T-- had gone into NYC to visit Times Square. I decided to stick close to the hotel for the evening break. Although I had thus far enjoyed the weekend, there is only so much socializing I can do in a big group before I need to draw away by myself. I took a shower, read my Bible, and prayed for my family and friends a few hundred miles away.
I spent a lot of time in thought about full-time service and ordination. After all, I'm already doing most of the work and getting none of the perks, I liked the seminary, I love school in general, I have no financial reasons not to go, the seminary had good facilities with kids in mind, my wife desperately wants to go, I met and got on well with many of my potential classmates, and everyone says my wife and I would make great clergy. All pluses, right? Sign me up right now!
Try as I did to psych myself into going to school this fall, I just didn't feel any assurance that this was the right move for me to make. (Note: When I write "assurance" I'm writing about something more than a gut feeling. What I mean is something more mystical, in other words, an inner assurance of the Holy Spirit that I was making the right decision.)

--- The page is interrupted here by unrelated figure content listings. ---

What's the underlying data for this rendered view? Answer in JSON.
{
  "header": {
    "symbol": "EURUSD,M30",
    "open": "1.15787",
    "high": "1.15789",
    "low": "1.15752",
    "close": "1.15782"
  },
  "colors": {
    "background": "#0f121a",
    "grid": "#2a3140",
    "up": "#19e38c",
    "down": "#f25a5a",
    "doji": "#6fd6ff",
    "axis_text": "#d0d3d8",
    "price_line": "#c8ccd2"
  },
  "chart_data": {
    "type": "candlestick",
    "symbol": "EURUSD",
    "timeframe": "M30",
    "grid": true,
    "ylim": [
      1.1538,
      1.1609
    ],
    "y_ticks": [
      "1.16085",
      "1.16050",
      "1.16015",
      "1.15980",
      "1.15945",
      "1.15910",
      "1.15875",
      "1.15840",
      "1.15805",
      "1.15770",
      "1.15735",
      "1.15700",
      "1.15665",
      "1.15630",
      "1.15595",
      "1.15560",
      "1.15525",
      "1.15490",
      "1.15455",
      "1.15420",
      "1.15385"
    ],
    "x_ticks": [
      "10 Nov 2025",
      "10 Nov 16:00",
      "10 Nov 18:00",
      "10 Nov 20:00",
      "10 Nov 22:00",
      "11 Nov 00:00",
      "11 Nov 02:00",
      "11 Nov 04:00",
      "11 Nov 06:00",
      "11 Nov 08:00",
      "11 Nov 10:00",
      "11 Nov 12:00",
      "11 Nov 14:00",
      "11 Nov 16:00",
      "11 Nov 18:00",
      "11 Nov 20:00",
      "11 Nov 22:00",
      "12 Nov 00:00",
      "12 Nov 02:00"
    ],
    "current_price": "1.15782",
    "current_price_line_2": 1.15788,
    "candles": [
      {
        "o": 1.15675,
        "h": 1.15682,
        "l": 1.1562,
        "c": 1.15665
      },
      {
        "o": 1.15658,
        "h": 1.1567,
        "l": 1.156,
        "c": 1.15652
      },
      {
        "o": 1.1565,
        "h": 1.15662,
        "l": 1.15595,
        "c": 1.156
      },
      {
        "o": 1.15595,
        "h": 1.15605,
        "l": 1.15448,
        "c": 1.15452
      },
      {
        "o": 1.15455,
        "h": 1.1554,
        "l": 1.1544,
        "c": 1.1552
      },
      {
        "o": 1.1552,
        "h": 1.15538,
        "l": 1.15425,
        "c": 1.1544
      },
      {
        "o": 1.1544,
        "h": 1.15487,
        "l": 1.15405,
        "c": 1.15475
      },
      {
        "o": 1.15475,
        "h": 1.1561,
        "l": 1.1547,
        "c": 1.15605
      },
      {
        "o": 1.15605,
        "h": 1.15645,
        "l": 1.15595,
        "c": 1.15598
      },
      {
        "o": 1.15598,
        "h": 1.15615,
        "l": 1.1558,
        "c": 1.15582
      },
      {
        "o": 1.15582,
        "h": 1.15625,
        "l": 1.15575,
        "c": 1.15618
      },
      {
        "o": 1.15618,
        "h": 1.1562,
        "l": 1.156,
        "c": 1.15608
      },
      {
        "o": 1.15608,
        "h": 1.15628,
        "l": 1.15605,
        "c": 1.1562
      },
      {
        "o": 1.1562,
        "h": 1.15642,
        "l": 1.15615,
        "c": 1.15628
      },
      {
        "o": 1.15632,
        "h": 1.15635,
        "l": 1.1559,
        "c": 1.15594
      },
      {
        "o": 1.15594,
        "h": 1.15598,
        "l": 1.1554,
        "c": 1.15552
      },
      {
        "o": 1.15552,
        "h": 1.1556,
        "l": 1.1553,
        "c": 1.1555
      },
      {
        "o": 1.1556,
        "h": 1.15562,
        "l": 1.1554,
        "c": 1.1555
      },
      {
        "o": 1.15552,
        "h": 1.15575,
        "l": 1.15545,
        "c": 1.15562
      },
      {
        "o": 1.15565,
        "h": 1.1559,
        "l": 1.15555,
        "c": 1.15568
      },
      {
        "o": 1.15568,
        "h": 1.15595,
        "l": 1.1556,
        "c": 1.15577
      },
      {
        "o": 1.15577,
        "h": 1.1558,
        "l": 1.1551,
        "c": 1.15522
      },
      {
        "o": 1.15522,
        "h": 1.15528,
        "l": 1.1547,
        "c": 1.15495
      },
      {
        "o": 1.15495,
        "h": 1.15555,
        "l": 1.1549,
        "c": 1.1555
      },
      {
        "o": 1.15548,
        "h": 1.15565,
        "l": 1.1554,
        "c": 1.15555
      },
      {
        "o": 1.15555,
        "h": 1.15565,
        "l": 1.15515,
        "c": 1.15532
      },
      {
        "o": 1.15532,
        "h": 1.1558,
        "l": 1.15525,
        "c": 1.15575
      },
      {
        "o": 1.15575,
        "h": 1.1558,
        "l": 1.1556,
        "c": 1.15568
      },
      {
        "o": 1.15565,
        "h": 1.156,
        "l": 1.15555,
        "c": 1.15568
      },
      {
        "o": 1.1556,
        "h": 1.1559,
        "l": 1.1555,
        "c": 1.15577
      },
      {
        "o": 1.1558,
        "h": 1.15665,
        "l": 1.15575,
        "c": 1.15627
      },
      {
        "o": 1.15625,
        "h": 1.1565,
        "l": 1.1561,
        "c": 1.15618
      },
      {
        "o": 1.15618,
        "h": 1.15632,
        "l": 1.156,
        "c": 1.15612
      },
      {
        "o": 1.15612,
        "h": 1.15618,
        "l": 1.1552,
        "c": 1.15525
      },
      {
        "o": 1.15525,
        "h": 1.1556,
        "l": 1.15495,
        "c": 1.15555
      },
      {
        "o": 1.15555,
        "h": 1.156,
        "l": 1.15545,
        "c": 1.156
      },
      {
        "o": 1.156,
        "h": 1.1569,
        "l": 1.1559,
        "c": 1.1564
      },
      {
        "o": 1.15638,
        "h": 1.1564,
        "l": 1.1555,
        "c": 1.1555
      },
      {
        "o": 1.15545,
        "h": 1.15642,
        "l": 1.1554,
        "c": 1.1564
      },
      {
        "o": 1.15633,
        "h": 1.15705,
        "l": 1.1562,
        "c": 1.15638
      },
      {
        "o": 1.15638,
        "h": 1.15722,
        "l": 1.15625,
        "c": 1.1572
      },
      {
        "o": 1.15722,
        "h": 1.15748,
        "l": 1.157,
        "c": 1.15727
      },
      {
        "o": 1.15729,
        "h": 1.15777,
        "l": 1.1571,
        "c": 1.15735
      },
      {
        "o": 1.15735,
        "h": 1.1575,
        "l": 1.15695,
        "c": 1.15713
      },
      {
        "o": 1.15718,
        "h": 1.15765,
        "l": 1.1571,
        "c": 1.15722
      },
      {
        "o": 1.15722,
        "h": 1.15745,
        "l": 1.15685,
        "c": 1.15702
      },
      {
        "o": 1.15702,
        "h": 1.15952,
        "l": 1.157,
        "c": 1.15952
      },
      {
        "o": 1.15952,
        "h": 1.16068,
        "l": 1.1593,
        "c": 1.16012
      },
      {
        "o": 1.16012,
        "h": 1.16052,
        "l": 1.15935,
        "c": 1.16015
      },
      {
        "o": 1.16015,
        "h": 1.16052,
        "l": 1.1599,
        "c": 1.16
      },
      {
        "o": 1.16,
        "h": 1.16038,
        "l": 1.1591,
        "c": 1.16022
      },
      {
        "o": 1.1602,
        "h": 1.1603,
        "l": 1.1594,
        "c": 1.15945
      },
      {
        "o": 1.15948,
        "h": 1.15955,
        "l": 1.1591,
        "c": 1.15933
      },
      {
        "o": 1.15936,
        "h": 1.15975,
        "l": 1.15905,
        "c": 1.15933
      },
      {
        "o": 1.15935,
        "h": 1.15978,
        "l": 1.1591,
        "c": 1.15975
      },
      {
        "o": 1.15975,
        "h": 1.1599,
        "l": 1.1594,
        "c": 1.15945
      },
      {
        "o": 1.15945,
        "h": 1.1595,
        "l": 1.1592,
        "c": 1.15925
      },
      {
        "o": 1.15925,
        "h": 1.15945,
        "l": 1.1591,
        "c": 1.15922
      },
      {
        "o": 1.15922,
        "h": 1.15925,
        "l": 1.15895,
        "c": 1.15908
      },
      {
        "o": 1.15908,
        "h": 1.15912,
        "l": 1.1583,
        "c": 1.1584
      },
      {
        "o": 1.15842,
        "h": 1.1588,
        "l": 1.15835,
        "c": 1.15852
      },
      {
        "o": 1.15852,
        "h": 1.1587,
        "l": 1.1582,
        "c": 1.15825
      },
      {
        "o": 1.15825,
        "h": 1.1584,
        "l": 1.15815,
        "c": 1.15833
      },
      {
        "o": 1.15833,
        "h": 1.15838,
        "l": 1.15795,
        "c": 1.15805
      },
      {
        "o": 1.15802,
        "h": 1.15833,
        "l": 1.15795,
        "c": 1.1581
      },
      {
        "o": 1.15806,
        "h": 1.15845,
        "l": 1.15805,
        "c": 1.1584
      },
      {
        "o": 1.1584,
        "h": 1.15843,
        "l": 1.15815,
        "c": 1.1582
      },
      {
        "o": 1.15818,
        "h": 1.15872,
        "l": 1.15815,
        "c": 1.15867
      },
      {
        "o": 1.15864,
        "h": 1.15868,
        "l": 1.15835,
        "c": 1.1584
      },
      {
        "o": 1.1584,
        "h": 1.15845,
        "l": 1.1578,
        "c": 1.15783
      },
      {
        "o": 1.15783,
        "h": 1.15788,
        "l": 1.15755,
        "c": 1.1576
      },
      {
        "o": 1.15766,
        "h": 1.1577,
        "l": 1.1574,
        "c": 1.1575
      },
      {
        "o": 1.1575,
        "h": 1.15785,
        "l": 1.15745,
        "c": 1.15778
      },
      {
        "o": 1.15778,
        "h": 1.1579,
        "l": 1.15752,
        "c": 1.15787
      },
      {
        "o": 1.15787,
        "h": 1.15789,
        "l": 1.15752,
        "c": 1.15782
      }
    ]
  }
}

T-- was still in NYC at 9 pm, so I went to the evening meeting by myself. McNair Wilson, a former Disney Imagineer and art director for The Wittenburg Door, was performing his one man show, From Up Here. Using just a ladder, a rumpled scrap of paper, and his own imagination, McNair dramatized a number of stories from the Bible in this witty show. Combining religion and humor can be a risky proposition, and I've seen it done badly before, eliciting more groans than laughs from the audience. McNair held our group of 300-plus people spellbound for his entire show. The hour zipped by way too quickly.
After the play, McNair spoke a few brief words to the audience. He said something to the effect that he had long ago decided that he had to be himself, because if he wasn't true to who God created him to be, he was keeping God's creation from being complete. In just one sentence, McNair crystallized what I had been feeling all weekend. The blunt truth is that being an ordained member of the clergy isn't me. And strangely enough, that realization was accompanied by a strange and wonderful assurance.
Sunday morning was the biggest Salvation Army meeting in which I had ever taken part. One of the things I love about the Sallyann is the clarity of preaching, because its more used to talking to regular people than theologians and scholars. Commissioner Lawrence Moretz held to that tradition as he delivered the message, "Ministry -- It's high, It's holy, It's hard."
So that's the way I found myself "Suffern the Weekend Away" on February 6 - 8, 2004. I gave the call to ministry an honest shot. I absolutely loved the seminary but at the same time didn't feel like that was the path laid out before me.